Do they know what they are doing?
– Mario Draghi in 2019, “In a dark room you move with tiny steps. You don’t run but you do move”, ECB In Period Of Pervasive Uncertainty—ECB Sees Chance Of Euro Area Recession As Very Low.
– Mario Draghi in 2012.
– On the BoJ’s Kuroda in 2019, “Inflation is barely halfway to the 2% target. Wages are still walking in place despite the longest expansion since the 1980s. And the BOJ now owns more than half of the government bond market and 80% of exchange-traded funds. Its balance sheet is now bigger than the entire $4.9 trillion economy.”
– Kuroda in 2013, shortly after Draghi.
– March 2019. “Fed kept rates at 0 for 7 years, barely hiked after + QE to encourage levering up. Now Robert Kaplan says high levels of corporate debt is why he DOESN’T want to hike. Kaplan acknowledges trap Fed in but doesn’t understand that the Fed is who set it.”
“Fed’s Kaplan says U.S. corporate debt a reason for rate hike pause. A $5.7 trillion borrowing binge by U.S. companies could make a slowdown in the world’s biggest economy even more painful. Are these Fed people brain dead? Can’t raise rates because of too much corp debt? The reason: there’s too much corp. debt is because the Fed has suppressed rates to such low levels it encouraged taking on of debt (all kinds). Want to reduce debt problem: RAISE RATES.”
The Forever Fairytale Rally
The best scenario would be for the global economy to struggle forever.

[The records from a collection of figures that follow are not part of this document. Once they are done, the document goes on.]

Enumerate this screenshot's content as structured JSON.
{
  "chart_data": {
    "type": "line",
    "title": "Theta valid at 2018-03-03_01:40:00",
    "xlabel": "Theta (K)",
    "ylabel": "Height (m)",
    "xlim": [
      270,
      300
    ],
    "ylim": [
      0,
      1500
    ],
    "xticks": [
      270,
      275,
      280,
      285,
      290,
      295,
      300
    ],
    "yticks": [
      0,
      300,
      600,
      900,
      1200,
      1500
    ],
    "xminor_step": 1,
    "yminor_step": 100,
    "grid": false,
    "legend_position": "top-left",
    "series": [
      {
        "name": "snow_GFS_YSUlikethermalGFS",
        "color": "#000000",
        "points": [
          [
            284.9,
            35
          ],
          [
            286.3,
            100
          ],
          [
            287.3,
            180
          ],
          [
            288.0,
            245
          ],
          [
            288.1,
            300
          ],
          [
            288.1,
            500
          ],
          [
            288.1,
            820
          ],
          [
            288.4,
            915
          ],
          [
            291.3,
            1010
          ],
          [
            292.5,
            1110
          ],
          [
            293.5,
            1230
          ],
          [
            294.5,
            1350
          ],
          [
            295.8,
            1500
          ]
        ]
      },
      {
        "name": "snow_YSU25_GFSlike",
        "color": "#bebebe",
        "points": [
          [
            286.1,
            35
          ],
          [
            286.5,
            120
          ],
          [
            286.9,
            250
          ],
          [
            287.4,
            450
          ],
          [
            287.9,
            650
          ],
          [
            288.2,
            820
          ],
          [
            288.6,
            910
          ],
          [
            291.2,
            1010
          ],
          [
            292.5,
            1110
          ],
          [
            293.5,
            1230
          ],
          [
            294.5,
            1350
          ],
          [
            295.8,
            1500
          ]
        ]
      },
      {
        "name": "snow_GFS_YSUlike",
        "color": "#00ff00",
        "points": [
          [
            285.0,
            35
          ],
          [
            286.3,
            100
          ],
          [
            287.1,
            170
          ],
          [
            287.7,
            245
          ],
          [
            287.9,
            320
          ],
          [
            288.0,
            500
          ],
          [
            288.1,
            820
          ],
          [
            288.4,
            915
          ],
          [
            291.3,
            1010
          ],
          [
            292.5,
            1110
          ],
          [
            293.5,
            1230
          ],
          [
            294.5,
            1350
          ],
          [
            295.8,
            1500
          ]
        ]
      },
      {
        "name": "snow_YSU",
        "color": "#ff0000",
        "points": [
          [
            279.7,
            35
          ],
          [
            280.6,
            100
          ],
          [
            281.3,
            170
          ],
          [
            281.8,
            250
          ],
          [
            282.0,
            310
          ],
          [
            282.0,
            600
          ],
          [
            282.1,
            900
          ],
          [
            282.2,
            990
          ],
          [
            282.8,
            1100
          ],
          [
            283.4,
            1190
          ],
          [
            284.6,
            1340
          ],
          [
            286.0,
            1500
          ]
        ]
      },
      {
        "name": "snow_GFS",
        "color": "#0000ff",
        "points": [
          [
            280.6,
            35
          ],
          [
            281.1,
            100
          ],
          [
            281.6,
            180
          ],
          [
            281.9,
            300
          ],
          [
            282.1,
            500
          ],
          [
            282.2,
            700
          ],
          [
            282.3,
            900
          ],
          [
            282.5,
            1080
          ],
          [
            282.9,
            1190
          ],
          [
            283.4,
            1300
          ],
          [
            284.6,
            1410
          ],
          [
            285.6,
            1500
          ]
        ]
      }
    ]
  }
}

And because the markets and the economy are so closely linked, central banks help the markets more than the economy in their efforts to try to prevent the next recession because the only things stimulated will be market sentiments, hardly trickling down to the real economy.
“Encouraging big banks to supply credit to companies and households has been a centrepiece of the ECB’s policy efforts in recent years, via successive programmes of cheap loans from the central bank. However, some banks have elected to shore up their balance sheets by buying government bonds—which require no capital to be set against them—rather than generating new loans.”—FT.
And thus we shake our heads, because everything looks wrong and everybody knows it which is why not a lot of people are buying into the “flowless” rally on justified scepticism.
“This backdrop—low positioning, the high likelihood of a trade pact, and dovish monetary policy—should pave the way for further outperformance of risky assets.”—Bloomberg
After 10 years, we are starting to see the light, starting to believe that recessions are just figments of our imaginations, starting to believe that inflation does not exist, bonds are bullet-proof and this fairytale will last forever.